Trump's Economic Adviser Predicts 'Worst Unemployment Rate' Since Great Depression: 'A Tremendous Negative Shock'

In an upcoming April jobs report, Kevin Hassett, an economic adviser to President Donald Trump, predicted the U.S. will see the "worst unemployment rate" since the Great Depression, suggesting that it could be as high as 20 percent.

The Department of Labor is set to release the jobs report on Friday, and it will provide an overview of a month of record-breaking job losses and surging unemployment claims during the coronavirus outbreak. Many economists have estimated that the national unemployment rate will stand at about 16 percent, but Hassett told CNN on Tuesday that he anticipates it will be even higher.

"My guess right now is that it's going to be north of 16 percent, maybe as high as 19 or 20 percent," Hassett said, noting that many people have likely lost their jobs but have not filed for unemployment insurance. "And so we are looking at probably the worst unemployment rate since the Great Depression."

“We are looking at probably the worst unemployment rate since the Great Depression.” Kevin Hassett, senior economic adviser to President Trump, tells @PoppyHarlowCNN that unemployment numbers in Friday’s jobs report could be as high as 20%. https://t.co/Pngum5C6rA pic.twitter.com/ffKwVYqpjY

— CNN Newsroom (@CNNnewsroom) May 5, 2020

During the Great Depression, unemployment peaked at 24.9 percent, in 1933. However, that came four years after the stock market crashed in 1929, meaning it was a much more gradual rise. In February of this year, the unemployment rate was just 3.5 percent.

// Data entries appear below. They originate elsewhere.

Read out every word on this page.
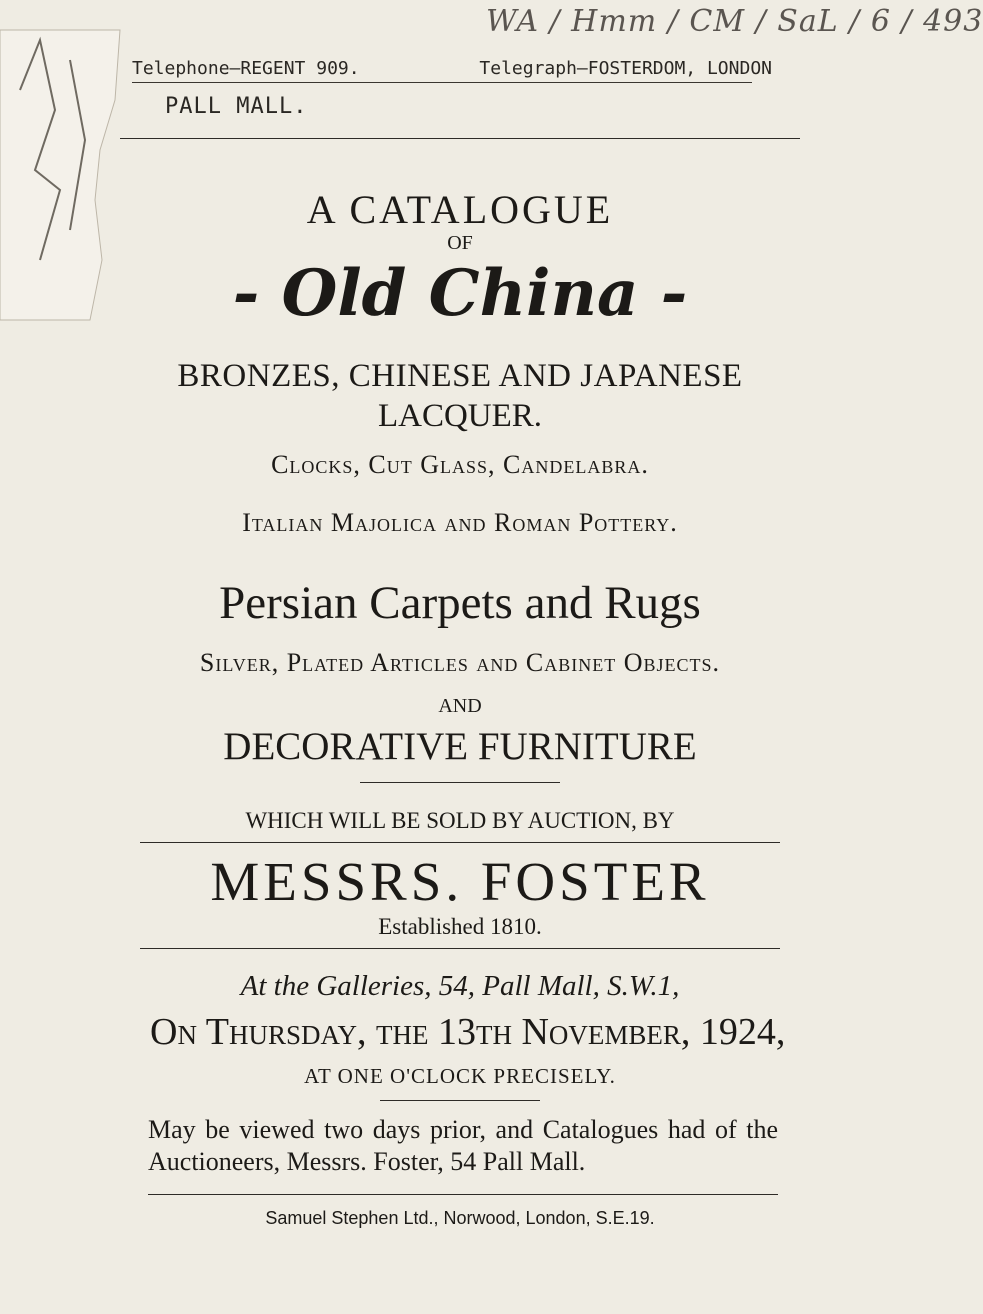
WA / Hmm / CM / SaL / 6 / 493
Telephone—REGENT 909.	Telegraph—FOSTERDOM, LONDON
PALL MALL.
A CATALOGUE
OF
- Old China -
BRONZES, CHINESE AND JAPANESE
LACQUER.
Clocks, Cut Glass, Candelabra.
Italian Majolica and Roman Pottery.
Persian Carpets and Rugs
Silver, Plated Articles and Cabinet Objects.
AND
DECORATIVE FURNITURE
WHICH WILL BE SOLD BY AUCTION, BY
MESSRS. FOSTER
Established 1810.
At the Galleries, 54, Pall Mall, S.W.1,
On Thursday, the 13th November, 1924,
AT ONE O'CLOCK PRECISELY.
May be viewed two days prior, and Catalogues had of the Auctioneers, Messrs. Foster, 54 Pall Mall.
Samuel Stephen Ltd., Norwood, London, S.E.19.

"It's a tremendous negative shock, a very, very terrible shock," Hassett said.

The economist had previously projected in an interview with CNN that unemployment would rise to 20 percent by June. But he explained that he had revised his projection based on new data.

"We've got a little bit more data since we last talked of [jobless] claims that was worse than expected," Hassett noted.

Economists polled by Reuters projected that unemployment would be around 16 percent in the April jobs report. However, Reuters also reported that economists from the Federal Reserve Bank of Chicago have predicted the true jobless rate could be between 25.1 and 34.6 percent.

As of the week ending April 25, more than 30 million workers had applied for unemployment benefits since the start of the pandemic. New jobless claims rose steadily from the end of March, breaking records for three weeks in a row before starting to decline. However, even the 3.8 million claims reported by the Department of Labor last week was far higher than the previous October 1982 record of 695,000 initial claims in a week.

Wall Street
The "Fearless Girl" statue, with a mask, in front of the New York Stock Exchange on April 30. John Lamparski/Getty

The Coronavirus Aid, Relief and Economic Security Act, which was passed by Congress in March, provided an extra $600 a week in unemployment benefits through July 31. But some economists are already urging Congress to extend that additional payment.

"The extra $600 has been by far the most effective part our economic policy response to the coronavirus shock," economists Josh Bivens and Heidi Shierholz of the Economic Policy Institute wrote in a Monday blog post. "It is likely improving—not degrading—labor market efficiency, and we should build on this and make the nation's unemployment insurance system well-resourced and far more generous even in normal times."